Another out-of-state student in mid-May sent an e-mail that said: "I know people are (still) desperate. I was desperate for a moment . . . so I found a summer sublet near Cleveland Park after 3 weeks of searching. The frustration is not knowing anything about the neighborhood/area (I was originally from California), not knowing where to start looking, and working with very limited budget. For $800 a month, I still have to share a bedroom with someone?!" A George Washington University student who posted an online ad for interns, Olivia Achtmeyer, said her sorority house filled all 24 slots by the first week of April.
The Post followed a 19-year-old freshman from a college in upstate New York as she struggled with the housing dilemma. Her name is not being used because she ended up in a sublet of a sublet, and her roommates panicked at the thought of being identified and possibly losing their hard-sought apartment.
For a month and a half this spring, the freshman tried to pin down housing for less than $500 a month, she told The Washington Post in a series of conversations, including e-mails, a phone interview and an interview in person.
Because she had a scholarship toward her congressional internship and didn't want to ask her parents for money, she was on an extra-tight budget, she explained.
A week before her job was to start, she hadn't found a place. But she was still optimistic in a phone call with a reporter: "I'm sure something will turn up. I'm definitely coming, one way or the other," she said.

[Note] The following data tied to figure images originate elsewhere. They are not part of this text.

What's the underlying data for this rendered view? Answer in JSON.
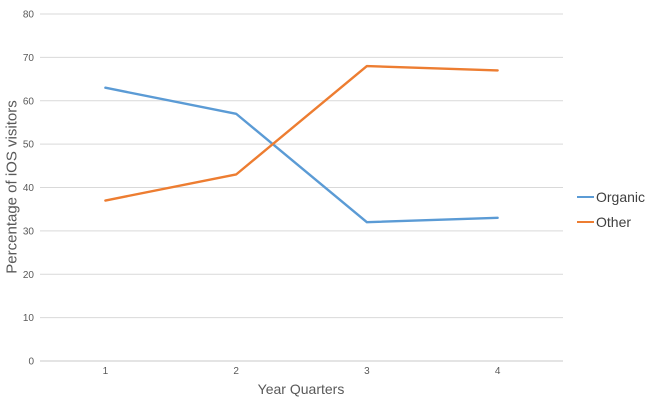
{
  "chart_data": {
    "type": "line",
    "xlabel": "Year Quarters",
    "ylabel": "Percentage of iOS visitors",
    "categories": [
      "1",
      "2",
      "3",
      "4"
    ],
    "series": [
      {
        "name": "Organic",
        "color": "#5B9BD5",
        "values": [
          63,
          57,
          32,
          33
        ]
      },
      {
        "name": "Other",
        "color": "#ED7D31",
        "values": [
          37,
          43,
          68,
          67
        ]
      }
    ],
    "ylim": [
      0,
      80
    ],
    "yticks": [
      0,
      10,
      20,
      30,
      40,
      50,
      60,
      70,
      80
    ],
    "grid": "horizontal-only",
    "legend_position": "right",
    "colors": {
      "background": "#ffffff",
      "gridline": "#d9d9d9",
      "axis_line": "#c8c8c8",
      "tick_label": "#595959",
      "axis_title": "#595959",
      "legend_text": "#3f3f3f"
    }
  }
}
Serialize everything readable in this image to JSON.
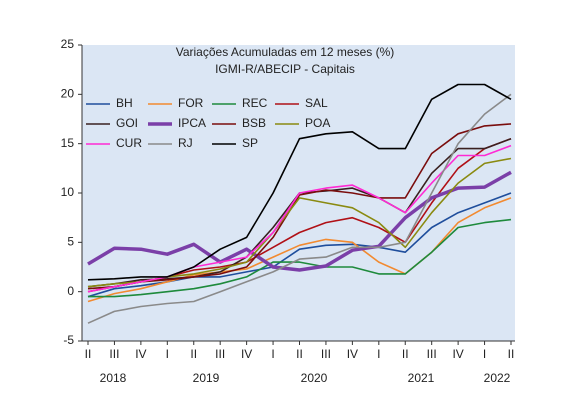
{
  "chart_data": {
    "type": "line",
    "title": "Variações Acumuladas em 12 meses (%)",
    "subtitle": "IGMI-R/ABECIP - Capitais",
    "categories": [
      "II",
      "III",
      "IV",
      "I",
      "II",
      "III",
      "IV",
      "I",
      "II",
      "III",
      "IV",
      "I",
      "II",
      "III",
      "IV",
      "I",
      "II"
    ],
    "year_labels": [
      "2018",
      "2019",
      "2020",
      "2021",
      "2022"
    ],
    "ylim": [
      -5,
      25
    ],
    "yticks": [
      -5,
      0,
      5,
      10,
      15,
      20,
      25
    ],
    "series": [
      {
        "name": "BH",
        "color": "#1f4e9c",
        "values": [
          -0.5,
          0.3,
          0.6,
          1,
          1.5,
          1.5,
          2,
          2.5,
          4.3,
          4.7,
          4.8,
          4.5,
          4,
          6.5,
          8,
          9,
          10
        ]
      },
      {
        "name": "FOR",
        "color": "#f28a30",
        "values": [
          -1,
          -0.2,
          0.3,
          1,
          1.7,
          2,
          2.3,
          3.5,
          4.7,
          5.3,
          5,
          3,
          1.8,
          4,
          7,
          8.5,
          9.5
        ]
      },
      {
        "name": "REC",
        "color": "#1e8a3c",
        "values": [
          -0.5,
          -0.5,
          -0.3,
          0,
          0.3,
          0.8,
          1.5,
          3,
          3,
          2.5,
          2.5,
          1.8,
          1.8,
          4,
          6.5,
          7,
          7.3
        ]
      },
      {
        "name": "SAL",
        "color": "#b01016",
        "values": [
          0,
          0.5,
          1,
          1.5,
          2.2,
          2.5,
          3,
          4.5,
          6,
          7,
          7.5,
          6.5,
          5,
          9,
          12.5,
          14.5,
          15.5
        ]
      },
      {
        "name": "GOI",
        "color": "#3a2020",
        "values": [
          0.5,
          0.8,
          1.2,
          1.3,
          1.5,
          2,
          3.5,
          6.5,
          10,
          10.2,
          10.5,
          9.5,
          8,
          12,
          14.5,
          14.5,
          15.5
        ]
      },
      {
        "name": "IPCA",
        "color": "#7b3fa8",
        "width": 3.5,
        "values": [
          2.8,
          4.4,
          4.3,
          3.8,
          4.8,
          3,
          4.3,
          2.5,
          2.2,
          2.6,
          4.2,
          4.6,
          7.5,
          9.5,
          10.5,
          10.6,
          12.1
        ]
      },
      {
        "name": "BSB",
        "color": "#7a0d0d",
        "values": [
          0.3,
          0.5,
          1,
          1.2,
          1.5,
          1.8,
          2.5,
          5.5,
          9.8,
          10.3,
          10,
          9.5,
          9.5,
          14,
          16,
          16.8,
          17
        ]
      },
      {
        "name": "POA",
        "color": "#8a8a10",
        "values": [
          0.5,
          0.8,
          1,
          1.5,
          1.8,
          2.3,
          3,
          6,
          9.5,
          9,
          8.5,
          7,
          4.5,
          8,
          11,
          13,
          13.5
        ]
      },
      {
        "name": "CUR",
        "color": "#ff2ad4",
        "values": [
          0,
          0.5,
          1,
          1.5,
          2.5,
          3,
          3.5,
          6,
          10,
          10.5,
          10.8,
          9.5,
          8,
          11,
          13.8,
          13.8,
          14.8
        ]
      },
      {
        "name": "RJ",
        "color": "#8a8a8a",
        "values": [
          -3.2,
          -2,
          -1.5,
          -1.2,
          -1,
          0,
          1,
          2,
          3.3,
          3.5,
          4.5,
          4.5,
          5,
          10,
          15,
          18,
          20
        ]
      },
      {
        "name": "SP",
        "color": "#000000",
        "values": [
          1.2,
          1.3,
          1.5,
          1.5,
          2.5,
          4.3,
          5.5,
          10,
          15.5,
          16,
          16.2,
          14.5,
          14.5,
          19.5,
          21,
          21,
          19.5
        ]
      }
    ]
  }
}
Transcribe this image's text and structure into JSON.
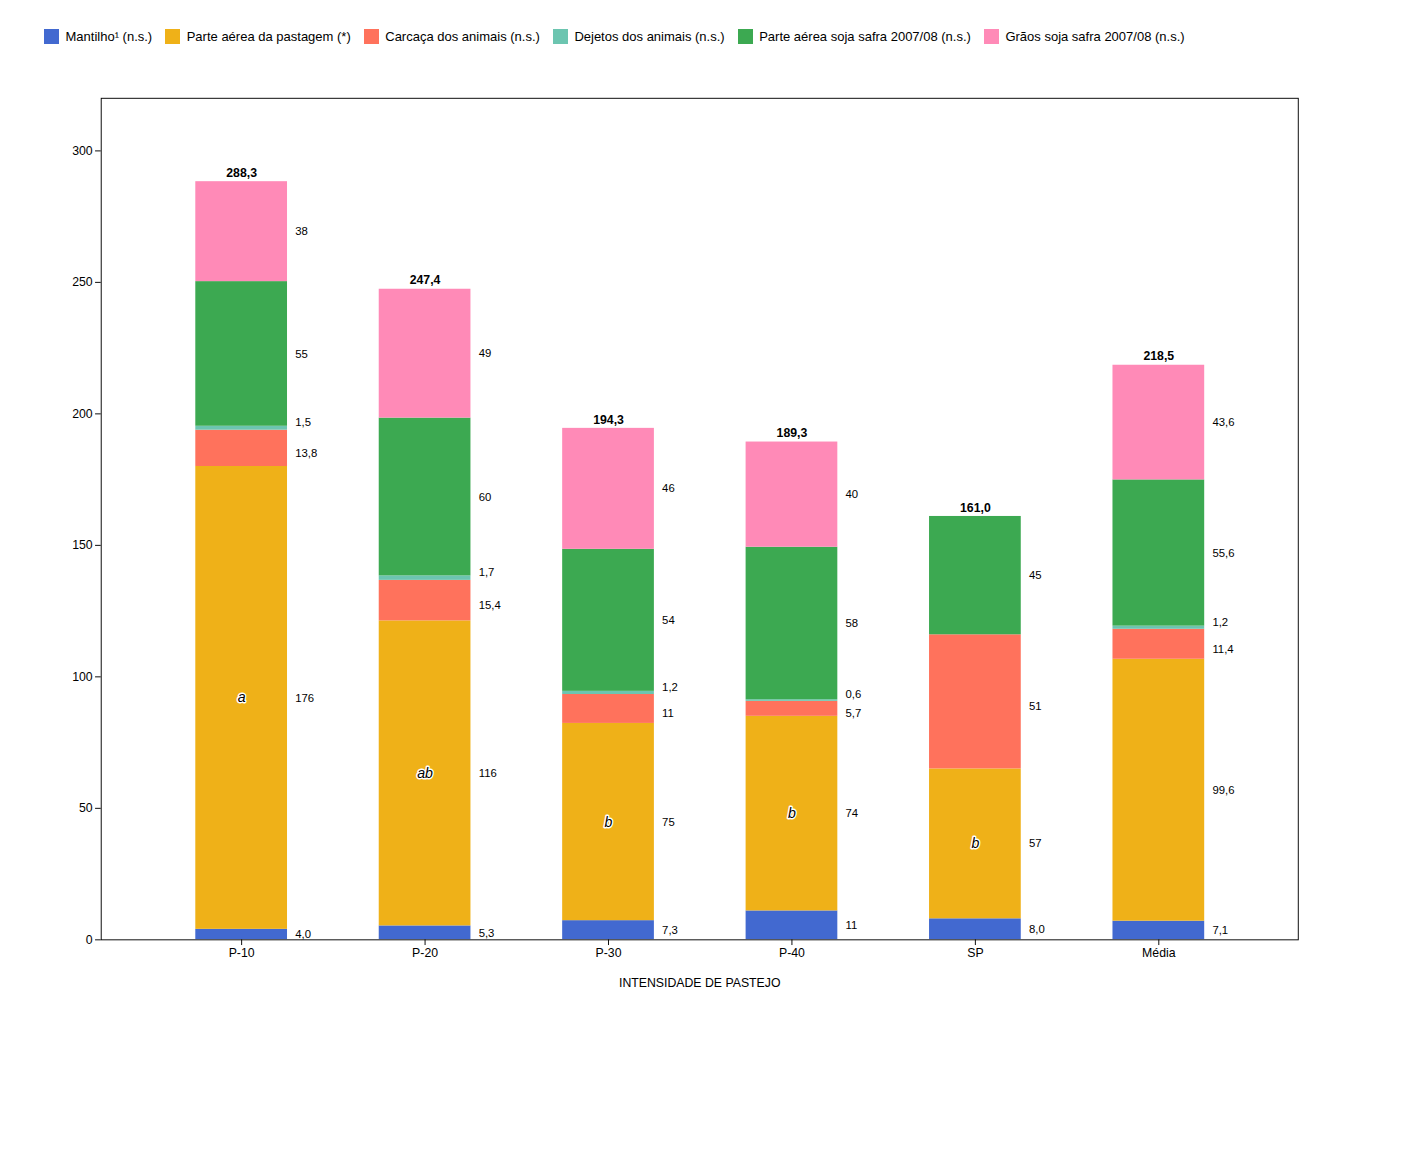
{
  "chart_data": {
    "type": "bar",
    "stacked": true,
    "data_labels": true,
    "grid": false,
    "xlabel": "INTENSIDADE DE PASTEJO",
    "categories": [
      "P-10",
      "P-20",
      "P-30",
      "P-40",
      "SP",
      "Média"
    ],
    "series": [
      {
        "name": "Mantilho¹ (n.s.)",
        "values": [
          4.0,
          5.3,
          7.3,
          11.0,
          8.0,
          7.1
        ],
        "value_labels": [
          "4,0",
          "5,3",
          "7,3",
          "11",
          "8,0",
          "7,1"
        ]
      },
      {
        "name": "Parte aérea da pastagem (*)",
        "values": [
          176.0,
          116.0,
          75.0,
          74.0,
          57.0,
          99.6
        ],
        "value_labels": [
          "176",
          "116",
          "75",
          "74",
          "57",
          "99,6"
        ],
        "inside_labels": [
          "a",
          "ab",
          "b",
          "b",
          "b",
          null
        ]
      },
      {
        "name": "Carcaça dos animais (n.s.)",
        "values": [
          13.8,
          15.4,
          11.0,
          5.7,
          51.0,
          11.4
        ],
        "value_labels": [
          "13,8",
          "15,4",
          "11",
          "5,7",
          "51",
          "11,4"
        ]
      },
      {
        "name": "Dejetos dos animais (n.s.)",
        "values": [
          1.5,
          1.7,
          1.2,
          0.6,
          0.0,
          1.2
        ],
        "value_labels": [
          "1,5",
          "1,7",
          "1,2",
          "0,6",
          null,
          "1,2"
        ]
      },
      {
        "name": "Parte aérea soja safra 2007/08 (n.s.)",
        "values": [
          55.0,
          60.0,
          54.0,
          58.0,
          45.0,
          55.6
        ],
        "value_labels": [
          "55",
          "60",
          "54",
          "58",
          "45",
          "55,6"
        ]
      },
      {
        "name": "Grãos soja safra 2007/08 (n.s.)",
        "values": [
          38.0,
          49.0,
          46.0,
          40.0,
          0.0,
          43.6
        ],
        "value_labels": [
          "38",
          "49",
          "46",
          "40",
          null,
          "43,6"
        ]
      }
    ],
    "totals": [
      288.3,
      247.4,
      194.3,
      189.3,
      161.0,
      218.5
    ],
    "total_labels": [
      "288,3",
      "247,4",
      "194,3",
      "189,3",
      "161,0",
      "218,5"
    ],
    "ylim": [
      0,
      320
    ],
    "yticks": [
      0,
      50,
      100,
      150,
      200,
      250,
      300
    ]
  }
}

"I guess if worst comes to worst," she said, "I can live somewhere in the suburbs and take the subway in. But I want to get a part-time job to make ends meet, about 12 hours a week, maybe in a restaurant, and I'm not really keen on taking the subway at midnight."
The student said she thought she had nailed a place early. But one spot vanished when a person looking to share a bedroom didn't respond to e-mails. And another "guaranteed" position disappeared when a roommate who was expected to leave, didn't.
The student pounded the pavement electronically during her search, using sources that many students and non-students use for housing and other needs, such as Craigslist.org, Washingtoncitypaper.com and the Washington Post's Web site. She had begun the process by looking at Roommates.com, a roommate-matching site that charges a fee to read e-mail responses, but she quickly learned about the free sites and shifted exclusively to them.
She also placed her own ad in the City Paper's electronic listings that said: "I'm desperate!"
Then, almost miraculously, she heard back from the very first person who had offered her a room-share. That student explained that she had lost contact because of computer problems and only had a university dorm phone number to rely on, not the New York student's home number.
When the deal was re-sealed, the student finally relaxed a little. She arrived last Sunday, after a rendezvous along the way with her parents.
"We've heard all the horror stories about interns in Washington," the student's father said, "but [she's] pretty smart and it'll all be okay."
Upon seeing the apartment building, he concluded, "The building looks pretty secure to me, and the room looks fine."
One of the student's biggest problems in finding a summer rental, she admits now, was that she wanted to pay so much less than the going rate. To do that she was more or less forced to sublet and had to rule out a big source of housing -- area universities.